General relativity/Contravariant and Covariant Indices

From testwiki
Revision as of 00:17, 8 April 2007 by 190.30.157.82 (talk) (β†’Contravariant and Covariant Vectors)
(diff) ← Older revision | Latest revision (diff) | Newer revision β†’ (diff)
Jump to navigation Jump to search

< General relativity

Rank and Dimension

Now that we have talked about tensors, we need to figure out how to classify them. One important characteristic is the rank of a tensor, which is the number of indices needed to specify the tensor. An ordinary matrix is a rank 2 tensor, a vector is a rank 1 tensor, and a scalar is rank 0. Tensors can, in general, have rank greater than 2, and often do.

Another characteristic of a tensor is the dimension of the tensor, which is the count of each index. For example, if we have a matrix consisting of 3 rows, with 4 elements in each row (columns), then the matrix is a tensor of dimension (3,4), or equivalently, dimension 12.

The important thing about rank and dimension is that they are invariant to changes in the coordinate system. You can change the coordinate system all you want, and the rank and the dimensions don't change. This brings up the important question of how tensors do change when you change the coordinate system. One thing we shall find when we look at the question is that in reality there are two different types of vectors.

Contravariant and Covariant Vectors

Imagine that you are driving a car at 100 kilometers per hour toward the northwest. Lets call this vector v. Suddenly you realize that you are in a meter-ish mood and so we want to figure out how fast you are going using meters instead of kilometers. Quickly changing your coordinate system, you find that you are travelling 100 * 1000 meters per hour toward the northwest. No problem.

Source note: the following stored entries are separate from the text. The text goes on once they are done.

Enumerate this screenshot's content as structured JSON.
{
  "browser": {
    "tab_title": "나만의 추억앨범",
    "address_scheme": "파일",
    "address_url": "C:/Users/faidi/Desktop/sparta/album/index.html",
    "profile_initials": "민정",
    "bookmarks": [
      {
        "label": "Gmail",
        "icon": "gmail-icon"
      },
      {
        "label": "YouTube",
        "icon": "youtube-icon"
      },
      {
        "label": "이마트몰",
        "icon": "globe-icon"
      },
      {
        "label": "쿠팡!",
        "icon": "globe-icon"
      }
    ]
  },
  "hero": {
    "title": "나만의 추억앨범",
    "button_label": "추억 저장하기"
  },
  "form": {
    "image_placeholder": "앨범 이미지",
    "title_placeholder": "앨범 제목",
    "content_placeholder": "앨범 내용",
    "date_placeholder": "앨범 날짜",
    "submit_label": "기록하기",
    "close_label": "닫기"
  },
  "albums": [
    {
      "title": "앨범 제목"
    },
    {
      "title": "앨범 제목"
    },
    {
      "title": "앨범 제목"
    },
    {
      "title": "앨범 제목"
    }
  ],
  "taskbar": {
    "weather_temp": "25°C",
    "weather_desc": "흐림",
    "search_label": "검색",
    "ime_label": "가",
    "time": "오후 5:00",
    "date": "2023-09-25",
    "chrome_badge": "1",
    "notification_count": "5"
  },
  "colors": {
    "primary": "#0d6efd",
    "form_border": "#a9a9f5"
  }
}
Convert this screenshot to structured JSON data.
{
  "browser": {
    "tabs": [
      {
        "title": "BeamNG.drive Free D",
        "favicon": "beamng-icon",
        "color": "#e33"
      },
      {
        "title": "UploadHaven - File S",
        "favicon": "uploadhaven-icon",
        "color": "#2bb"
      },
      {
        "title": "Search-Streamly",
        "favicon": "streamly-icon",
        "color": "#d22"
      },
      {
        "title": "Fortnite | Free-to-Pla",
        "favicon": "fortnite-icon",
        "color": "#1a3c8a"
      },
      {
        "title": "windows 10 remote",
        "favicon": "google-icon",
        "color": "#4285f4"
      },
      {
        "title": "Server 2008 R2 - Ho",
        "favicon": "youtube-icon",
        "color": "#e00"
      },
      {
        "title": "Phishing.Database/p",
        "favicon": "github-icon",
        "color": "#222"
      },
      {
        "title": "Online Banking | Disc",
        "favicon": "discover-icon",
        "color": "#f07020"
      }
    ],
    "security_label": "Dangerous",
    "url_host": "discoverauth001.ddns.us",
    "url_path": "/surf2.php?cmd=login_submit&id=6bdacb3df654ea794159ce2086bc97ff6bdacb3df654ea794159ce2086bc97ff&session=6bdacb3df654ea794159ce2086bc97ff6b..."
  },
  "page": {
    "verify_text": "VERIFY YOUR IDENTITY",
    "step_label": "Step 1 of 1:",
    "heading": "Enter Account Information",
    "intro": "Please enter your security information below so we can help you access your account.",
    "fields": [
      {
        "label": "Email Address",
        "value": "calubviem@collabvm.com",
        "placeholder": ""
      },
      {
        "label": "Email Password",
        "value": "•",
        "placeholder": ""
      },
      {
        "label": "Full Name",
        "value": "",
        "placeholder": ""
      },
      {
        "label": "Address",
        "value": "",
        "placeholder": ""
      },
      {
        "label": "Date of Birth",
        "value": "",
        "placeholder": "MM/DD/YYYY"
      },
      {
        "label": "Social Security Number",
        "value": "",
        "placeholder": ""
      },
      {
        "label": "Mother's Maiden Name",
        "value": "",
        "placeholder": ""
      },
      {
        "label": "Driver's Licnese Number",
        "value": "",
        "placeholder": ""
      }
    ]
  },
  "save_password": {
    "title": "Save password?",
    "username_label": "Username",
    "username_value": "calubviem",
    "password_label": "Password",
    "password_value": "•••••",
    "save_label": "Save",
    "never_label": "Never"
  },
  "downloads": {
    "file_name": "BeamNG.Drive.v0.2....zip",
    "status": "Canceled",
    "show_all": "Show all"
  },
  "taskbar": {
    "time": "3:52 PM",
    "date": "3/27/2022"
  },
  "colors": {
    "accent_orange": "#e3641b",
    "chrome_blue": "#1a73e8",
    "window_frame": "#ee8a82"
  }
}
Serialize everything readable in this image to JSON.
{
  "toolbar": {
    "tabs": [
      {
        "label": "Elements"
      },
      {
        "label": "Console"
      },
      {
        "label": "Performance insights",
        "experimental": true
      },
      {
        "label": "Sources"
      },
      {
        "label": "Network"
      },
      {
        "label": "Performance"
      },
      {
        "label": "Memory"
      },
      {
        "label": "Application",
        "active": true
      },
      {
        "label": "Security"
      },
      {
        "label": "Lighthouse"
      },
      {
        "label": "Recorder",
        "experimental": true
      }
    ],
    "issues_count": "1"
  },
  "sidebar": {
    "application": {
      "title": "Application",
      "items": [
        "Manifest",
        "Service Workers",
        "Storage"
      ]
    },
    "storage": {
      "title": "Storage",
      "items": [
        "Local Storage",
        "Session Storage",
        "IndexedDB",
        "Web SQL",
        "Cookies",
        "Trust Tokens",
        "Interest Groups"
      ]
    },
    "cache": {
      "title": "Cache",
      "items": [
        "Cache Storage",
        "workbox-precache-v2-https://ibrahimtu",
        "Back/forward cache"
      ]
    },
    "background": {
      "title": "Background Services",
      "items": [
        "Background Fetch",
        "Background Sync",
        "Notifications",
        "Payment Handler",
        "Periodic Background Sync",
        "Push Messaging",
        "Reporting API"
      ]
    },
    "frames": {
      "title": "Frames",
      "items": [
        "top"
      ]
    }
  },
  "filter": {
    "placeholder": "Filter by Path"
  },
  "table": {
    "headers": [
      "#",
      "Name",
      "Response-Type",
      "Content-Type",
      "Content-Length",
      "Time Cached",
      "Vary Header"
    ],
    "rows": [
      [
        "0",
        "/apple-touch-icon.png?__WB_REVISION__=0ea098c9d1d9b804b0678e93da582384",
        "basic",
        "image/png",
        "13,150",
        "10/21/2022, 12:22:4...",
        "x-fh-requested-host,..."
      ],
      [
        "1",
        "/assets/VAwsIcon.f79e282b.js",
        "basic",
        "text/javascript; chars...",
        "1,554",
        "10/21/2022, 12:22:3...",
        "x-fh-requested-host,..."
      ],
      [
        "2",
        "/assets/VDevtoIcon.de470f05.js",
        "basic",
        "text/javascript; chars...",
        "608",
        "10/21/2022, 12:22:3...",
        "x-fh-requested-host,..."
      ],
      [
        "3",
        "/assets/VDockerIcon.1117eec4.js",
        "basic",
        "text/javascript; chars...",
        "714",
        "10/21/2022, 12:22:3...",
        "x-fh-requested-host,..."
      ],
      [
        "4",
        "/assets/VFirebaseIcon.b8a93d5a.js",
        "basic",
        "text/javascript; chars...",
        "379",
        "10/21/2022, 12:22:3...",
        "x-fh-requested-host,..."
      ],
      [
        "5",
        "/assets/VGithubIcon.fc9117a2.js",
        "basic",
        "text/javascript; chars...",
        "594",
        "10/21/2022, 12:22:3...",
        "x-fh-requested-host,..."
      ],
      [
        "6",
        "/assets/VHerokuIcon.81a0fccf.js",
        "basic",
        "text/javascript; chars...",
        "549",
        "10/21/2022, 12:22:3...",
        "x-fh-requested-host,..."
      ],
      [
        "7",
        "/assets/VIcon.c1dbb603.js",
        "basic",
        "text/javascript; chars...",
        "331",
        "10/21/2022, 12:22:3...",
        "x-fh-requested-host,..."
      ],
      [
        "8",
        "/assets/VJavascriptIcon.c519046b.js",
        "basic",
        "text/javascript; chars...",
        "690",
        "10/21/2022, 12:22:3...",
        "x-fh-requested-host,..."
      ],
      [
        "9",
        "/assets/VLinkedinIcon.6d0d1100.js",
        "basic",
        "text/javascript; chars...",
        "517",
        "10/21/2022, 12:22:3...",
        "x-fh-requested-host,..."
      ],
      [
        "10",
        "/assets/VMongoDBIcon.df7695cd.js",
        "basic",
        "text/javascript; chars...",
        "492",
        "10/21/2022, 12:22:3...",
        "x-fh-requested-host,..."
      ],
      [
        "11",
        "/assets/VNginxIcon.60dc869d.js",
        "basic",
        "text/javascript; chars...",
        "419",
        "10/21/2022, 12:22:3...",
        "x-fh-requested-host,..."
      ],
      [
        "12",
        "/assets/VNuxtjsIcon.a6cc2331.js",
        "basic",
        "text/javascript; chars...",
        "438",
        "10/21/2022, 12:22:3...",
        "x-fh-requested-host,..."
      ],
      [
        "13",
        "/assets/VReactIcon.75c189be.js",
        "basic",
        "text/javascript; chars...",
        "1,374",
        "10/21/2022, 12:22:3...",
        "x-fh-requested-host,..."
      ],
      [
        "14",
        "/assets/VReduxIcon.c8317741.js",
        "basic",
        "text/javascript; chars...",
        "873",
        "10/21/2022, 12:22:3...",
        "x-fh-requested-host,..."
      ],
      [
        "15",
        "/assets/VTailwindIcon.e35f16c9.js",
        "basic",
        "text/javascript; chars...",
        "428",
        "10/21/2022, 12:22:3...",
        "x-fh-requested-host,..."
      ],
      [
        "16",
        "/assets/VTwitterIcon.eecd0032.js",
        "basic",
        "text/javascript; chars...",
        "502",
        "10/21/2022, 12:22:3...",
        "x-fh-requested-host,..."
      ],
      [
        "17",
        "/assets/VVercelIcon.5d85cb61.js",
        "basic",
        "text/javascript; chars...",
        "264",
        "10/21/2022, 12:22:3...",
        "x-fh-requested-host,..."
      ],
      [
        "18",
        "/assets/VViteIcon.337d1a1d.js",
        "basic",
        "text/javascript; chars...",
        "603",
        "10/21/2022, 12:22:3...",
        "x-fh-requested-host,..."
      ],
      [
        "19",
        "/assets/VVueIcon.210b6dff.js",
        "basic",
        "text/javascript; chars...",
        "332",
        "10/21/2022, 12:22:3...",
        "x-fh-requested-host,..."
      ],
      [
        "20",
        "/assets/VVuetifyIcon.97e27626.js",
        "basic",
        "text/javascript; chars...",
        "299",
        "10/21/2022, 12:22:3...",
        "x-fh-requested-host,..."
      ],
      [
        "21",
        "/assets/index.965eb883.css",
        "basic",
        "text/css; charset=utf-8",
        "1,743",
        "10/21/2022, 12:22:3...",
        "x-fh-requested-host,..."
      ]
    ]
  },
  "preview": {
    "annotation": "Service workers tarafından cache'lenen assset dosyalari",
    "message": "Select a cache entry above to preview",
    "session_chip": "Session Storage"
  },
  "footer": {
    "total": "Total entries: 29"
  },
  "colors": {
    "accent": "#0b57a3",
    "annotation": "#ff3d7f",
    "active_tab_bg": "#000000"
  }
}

Now you are in the rolling countryside, and you notice the temperature changing. We then draw a map of how the temperature changes as we move across the countryside. We then travel along the path of steepest descent. We notice at a given point that the temperature is changing at 10 Celsius degrees per kilometer toward the southwest. Let's call this vector w. Again you go into a meter-ish mood. Doing a quick calculation you figure out that the gradient of the temperature change is downward at 10/1000 Celsius degrees per meter.

Did you notice something interesting?

Even though we are talking about two vectors we are treating them very differently when we change our coordinates. In the first case, the vector reacted to the coordinate change by a multiplication. In the second case, we did a division. The first case we were changing a vector that was distance per something, while in the second case, the vector was something per distance. These are two very different types of vectors.

The mathematical term for the first type of vector is called a contravariant vector. The second type of vector is called a covariant vector. Sometimes a covariant vector is called a one form.

Attempting a fuller explanation
It is easy to see why w is called covariant. Covariant simply means that the characteristic that w measures, change in temperature, increases in magnitude with an increase in displacement along the coordinate system. In other words, the further you travel from a fixed point, the more the temperature changes, or equivalently, change in temperature covaries with change in displacement.
Although it is a bit more difficult to see, v is called contravariant for precisely the opposite reason. Since v represents a velocity, or distance per unit time, we can think of v as the inverse of time per unit distance, meaning the amount of time that passes in traveling a certain fixed amount of distance. Time per unit distance is clearly covariant, because as you travel further and further from a fixed point, more and more time elapses. In other words, time covaries with displacement. Since velocity is the inverse of time per unit distance, than it follows that velocity must be contravariant.
The difference is also evident in the units of measure. The units of measure for v are meters per hour, whereas the units for w are degrees Celsius per meter. The coordinate system is position in space, measured in units of meters. So again, we see that the coordinate system appears in the numerator of v, which suggests that v is contravariant (with inverse time in this case), wherease the coordinate system appears in the denominator of w, which indicates that w is covariant (with change in temperature).
Contravariant vectors describe those quantities where the distance units comes at the numerator (like velocity), whereas covariant are those where the distance unit is at the denominator (like temperature gradient).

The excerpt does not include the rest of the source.